The joint summit came a day after Biden hosted a lavish state visit for Japan's Kishida during which he announced strengthened military ties aimed at countering a resurgent China.

Kishida gave a joint address to Congress in which he urged Americans to overcome "self-doubt" about their role as a global power.

This time directly warning of risks from the rise of China, Kishida said that Japan – stripped of its right to a military after World War II – was determined to do more to share responsibility with its ally the United States.

The United States, Japan, and the Philippines are expected to announce new joint naval exercises along with Australia, similar to drills they had in the region at the weekend, officials said.

They are also set to unveil new economic cooperation measures.

The United States has a mutual defense pact with Manila, but there are fears it could be put to the test, with tensions becoming particularly acute around the Second Thomas Shoal, a remote reef in the Spratly Islands.

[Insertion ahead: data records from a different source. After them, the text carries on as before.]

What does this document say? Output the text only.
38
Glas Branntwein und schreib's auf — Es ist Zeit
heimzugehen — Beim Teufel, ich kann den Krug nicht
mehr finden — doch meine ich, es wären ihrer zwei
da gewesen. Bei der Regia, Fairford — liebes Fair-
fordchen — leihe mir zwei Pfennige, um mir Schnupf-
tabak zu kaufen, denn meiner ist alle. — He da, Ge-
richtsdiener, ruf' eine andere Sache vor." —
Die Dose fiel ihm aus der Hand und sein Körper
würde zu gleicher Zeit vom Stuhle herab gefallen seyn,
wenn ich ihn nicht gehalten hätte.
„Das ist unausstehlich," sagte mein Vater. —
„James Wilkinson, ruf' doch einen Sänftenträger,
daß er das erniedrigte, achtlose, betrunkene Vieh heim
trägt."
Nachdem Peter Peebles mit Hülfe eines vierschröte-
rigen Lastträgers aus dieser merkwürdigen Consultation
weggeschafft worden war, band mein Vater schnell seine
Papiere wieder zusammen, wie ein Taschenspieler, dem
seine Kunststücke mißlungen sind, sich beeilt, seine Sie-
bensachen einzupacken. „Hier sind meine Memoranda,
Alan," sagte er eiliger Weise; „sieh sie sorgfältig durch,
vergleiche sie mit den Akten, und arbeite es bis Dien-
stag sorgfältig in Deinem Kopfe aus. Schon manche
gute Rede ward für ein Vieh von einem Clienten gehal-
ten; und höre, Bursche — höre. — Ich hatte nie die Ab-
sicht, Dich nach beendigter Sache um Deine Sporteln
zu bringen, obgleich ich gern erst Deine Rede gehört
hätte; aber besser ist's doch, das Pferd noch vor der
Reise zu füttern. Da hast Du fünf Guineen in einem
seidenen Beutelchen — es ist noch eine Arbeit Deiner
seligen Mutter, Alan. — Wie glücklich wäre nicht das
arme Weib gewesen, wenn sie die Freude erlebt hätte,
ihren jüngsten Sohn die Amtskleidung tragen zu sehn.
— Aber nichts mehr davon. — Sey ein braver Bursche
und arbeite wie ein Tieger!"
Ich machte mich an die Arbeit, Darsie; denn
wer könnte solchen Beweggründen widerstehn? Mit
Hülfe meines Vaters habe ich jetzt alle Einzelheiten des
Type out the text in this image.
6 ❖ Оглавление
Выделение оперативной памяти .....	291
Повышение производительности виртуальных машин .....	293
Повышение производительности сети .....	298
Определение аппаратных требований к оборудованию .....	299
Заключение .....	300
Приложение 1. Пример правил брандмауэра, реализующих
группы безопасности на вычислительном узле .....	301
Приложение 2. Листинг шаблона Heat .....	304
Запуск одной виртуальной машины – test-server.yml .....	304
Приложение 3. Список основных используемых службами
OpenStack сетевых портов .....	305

Japan and the Philippines are the latest Asia-Pacific allies to be hosted by Biden, who was joined by Kishida and South Korean President Yoon Suk Yeol at Camp David in August.

But Biden has also moved to manage tensions with China, holding a two-hour phone call with President Xi Jinping last week following a face-to-face meeting in San Francisco in November.

On Wednesday, Biden said the strengthened military ties with Japan were "purely defensive" and "not aimed at any one nation or a threat to the region."